Les Apparences : Le Rôle de sa vie
« Wunderbar » ? Dur
d’y croire…
Je suis le restaurant déserté
Bertrand Burgalat, L’Enfant sur la banquette arrière
Les « professionnels de la
profession » appellent cela un « film véhicule » et sa star, Karin Viard, s’y fait en effet
véhiculer, en calèche de boucle bouclée, d’abord souvenirs d’hier, d’une mère
estimée trop populaire, vade retro, Rondò
Veneziano, ensuite présent immanent, en regard caméra souriant. Entre-temps, la
directrice de la médiathèque ne sait plus où donner de la tête, prise (culbutée
sur le canapé, sombre escarpin dressé) entre une institutrice adultère et un
harceleur en colère. La première, son courriel piraté, sa liaison dévoilée, son
« sordide » passé déterré, sa proximité répudiée, finira par une
fenêtre bruxelloise encadrée, après un épilogue de non-lieu (because légitime défense), dénouement pas
si bienheureux, diffusé en direct au JT, ah ouais. Le second, romantique
germanique, molto psychotique, muni d’un bracelet électronique, louable Lucas
Englander, boira la tasse en trio, noyé en duo, pas cool, par le couple recollé, olé. Comédie noire écrite (inspirée
par un polar suédois) et (télé)filmée avec impersonnalité, Les Apparences (Marc
Fitoussi, 2020) se voudrait ainsi une satire sociologique, des (franco-français)

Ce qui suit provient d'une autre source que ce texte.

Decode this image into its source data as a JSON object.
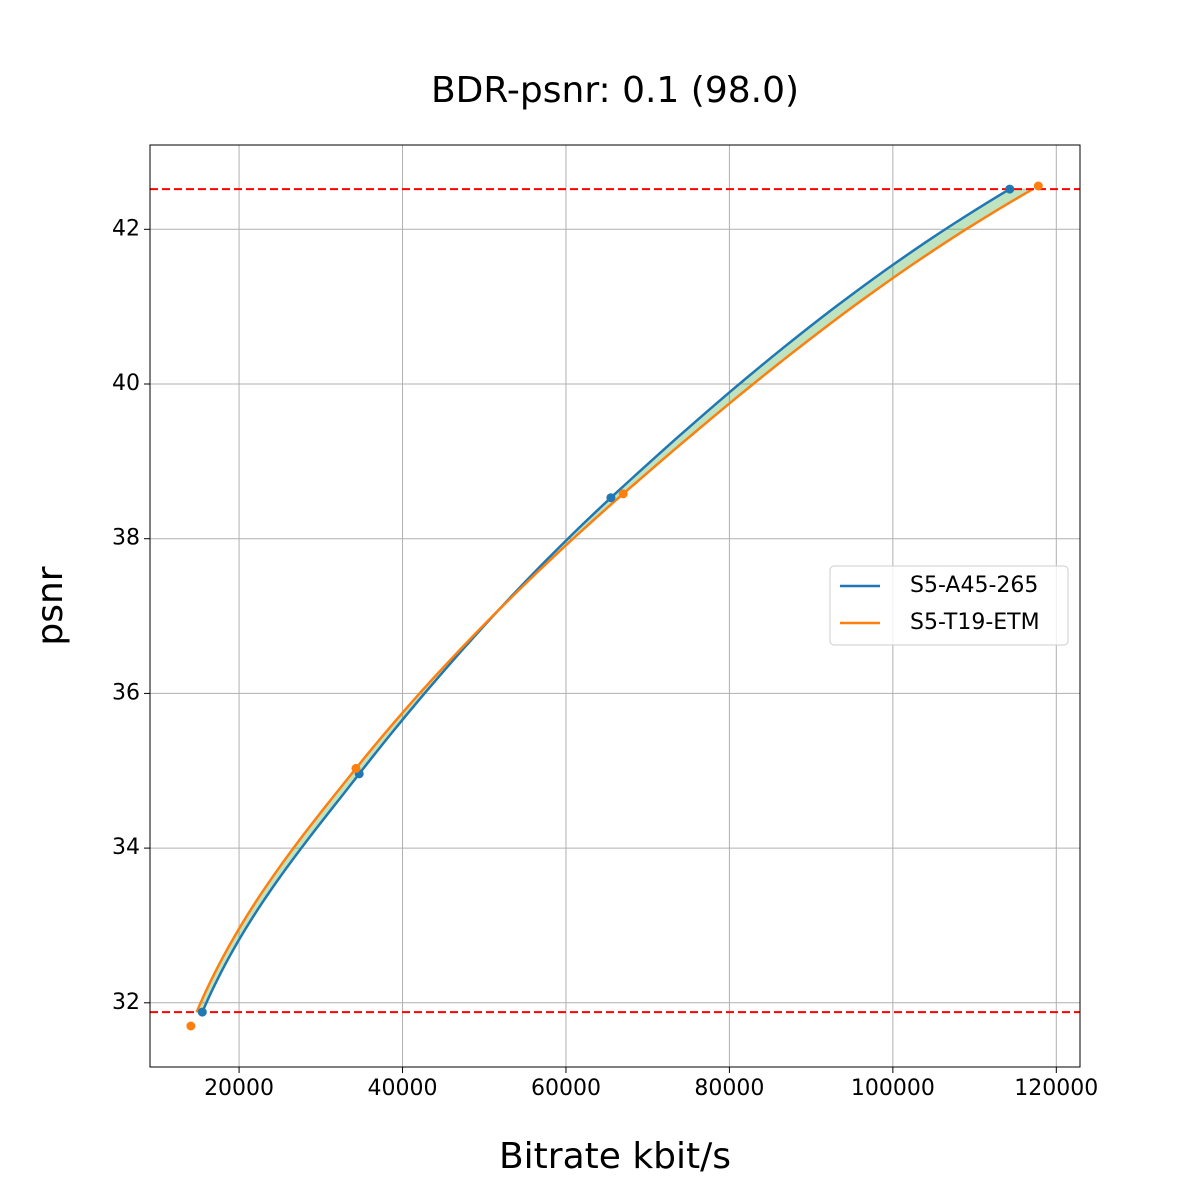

petits-bourgeois viennois, « inanité cosmique », gémissait Gide, de
leurs conversations à la con, doublée d’un thriller
sentimental, un soupçon immoral, se réduit, en réalité, à un divertissement
transparent, inoffensif, cinéphile, mélomane, car l’on y écoute, explicite
bande-annonce + brève séquence de danse, la bouleversante Valse lente de Bernard Herrmann, composée pour le proustien (et
incestueux) Obsession (Brian De Palma, 1976), en écho à Vertigo,
à sa sublime Scene D’Amour (calèche again), annexée par l’anecdotique The
Artist (Michel Hazanavicius, 2011), l’excessive Km Novak s’en déclara
patraque (et « violée », OK), car l’on y regarde, au côté d’un gosse
adopté, des extraits symboliques, didactiques, de Peau d’âne (Jacques Demy,
1970), autre conte (de fées) de classes d’une autre classe.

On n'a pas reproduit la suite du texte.